Il y a une vingtaine d’années, les financiers de Vanguard et Fidelity ont convaincu toute une génération de professionnels de la classe moyenne que les fonds indiciels – dans lesquels des millions de petits investisseurs particuliers placent effectivement leur argent dans de minuscules centaines d’actions – constituaient une solution sûre et conviviale. moyen de gagner de l’argent grâce à la bonne fortune de l’économie dans son ensemble. Ils avaient globalement raison.

Puis les fonds ont augmenté. Comme le note Coates, les actions que les quatre géants des fonds détiennent pour leurs investisseurs représentent aujourd’hui environ un cinquième des actions des entreprises américaines. Cela les rend très puissants, d’autant plus que peu de clients de fonds indiciels réfléchissent aux conséquences sur l’entreprise des décisions prises par les gestionnaires de fonds. Sans sensibilisation du public, les politiciens sont peu incités à agir. Selon Coates, le pouvoir sans responsabilité est toujours dangereux. Et il a raison.

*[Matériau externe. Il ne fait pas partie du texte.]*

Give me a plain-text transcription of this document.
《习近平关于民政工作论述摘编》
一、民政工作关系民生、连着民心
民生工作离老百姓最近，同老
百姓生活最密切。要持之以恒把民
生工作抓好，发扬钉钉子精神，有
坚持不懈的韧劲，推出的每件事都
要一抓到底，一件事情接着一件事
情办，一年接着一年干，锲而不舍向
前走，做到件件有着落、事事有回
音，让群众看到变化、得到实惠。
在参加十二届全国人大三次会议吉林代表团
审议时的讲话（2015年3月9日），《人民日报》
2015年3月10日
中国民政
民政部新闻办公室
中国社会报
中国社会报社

« Nous n’avons plus une économie contrôlée par des milliers de dirigeants de milliers d’entreprises publiques, tenues sous contrôle par un ensemble d’institutions de gouvernance dispersées », écrit Coates. Au lieu de cela, nous avons une règle par fonds indiciel. En 2021, lorsque Larry Fink, PDG de BlackRock, un fonds de 10 000 milliards de dollars, a laissé entendre qu’il s’attendait à ce que les entreprises dans lesquelles son entreprise avait investi passent au vert dans un avenir proche, cela a aidé trois dirigeants respectueux de l’environnement à remporter des sièges au conseil d’administration d’Exxon. Mobil. Personnellement, j’approuve cette utilisation du pouvoir de Fink ; nous sommes en retard d’une génération pour faire face au réchauffement climatique. Pourtant, contrôler l’influence individuelle illimitée des grandes institutions financières telles que BlackRock était au cœur du New Deal de FDR.

Les économistes craignent également que l’influence écrasante des fonds indiciels n’étouffe la concurrence sur les prix. Il n’est pas nécessaire que les membres du conseil d’administration d’un fonds siègent à de nombreux conseils d’administration dans un secteur où il est le plus grand actionnaire des PDG de, par exemple, United Airlines et Delta, pour se mettre en tête que la concurrence sur les routes pourrait faire baisser les prix. et donc la valeur des actions et que cela pourrait provoquer une instabilité indésirable pour le fonds dans son ensemble.

Il ne faut pas exagérer : aucun des 12, même dans leur domaine particulier, même pris ensemble, n’a la portée et le pouvoir que la maison Morgan détenait sur l’économie américaine il y a un siècle ou plus. Et pourtant, il est indéniable qu’il existe désormais un nombre inconfortablement restreint d’acteurs d’une taille inconfortable dans les branches de la gestion de fonds et du capital-investissement de la finance américaine, en plus de nos très grandes banques trop grandes pour faire faillite.

J’ai été déçu à la fin du livre de Coates, lorsque j’ai commencé à penser que j’allais comprendre le message « ce que je pense que nous devrions faire ». Les idées sur les codes de gestion et les solutions antitrust ne sont pas complètement élaborées – et elles ne peuvent d’ailleurs pas l’être dans un petit livre. Je comprends que Coates estime qu’il se situe au début d’un processus de réforme, que son rôle est d’entamer un dialogue. Mon reproche ne concerne donc pas vraiment Coates, mais le monde : nous comprenons beaucoup moins que nous ne le devrions les changeurs d’argent d’aujourd’hui, qui font leurs affaires dans la cour du temple.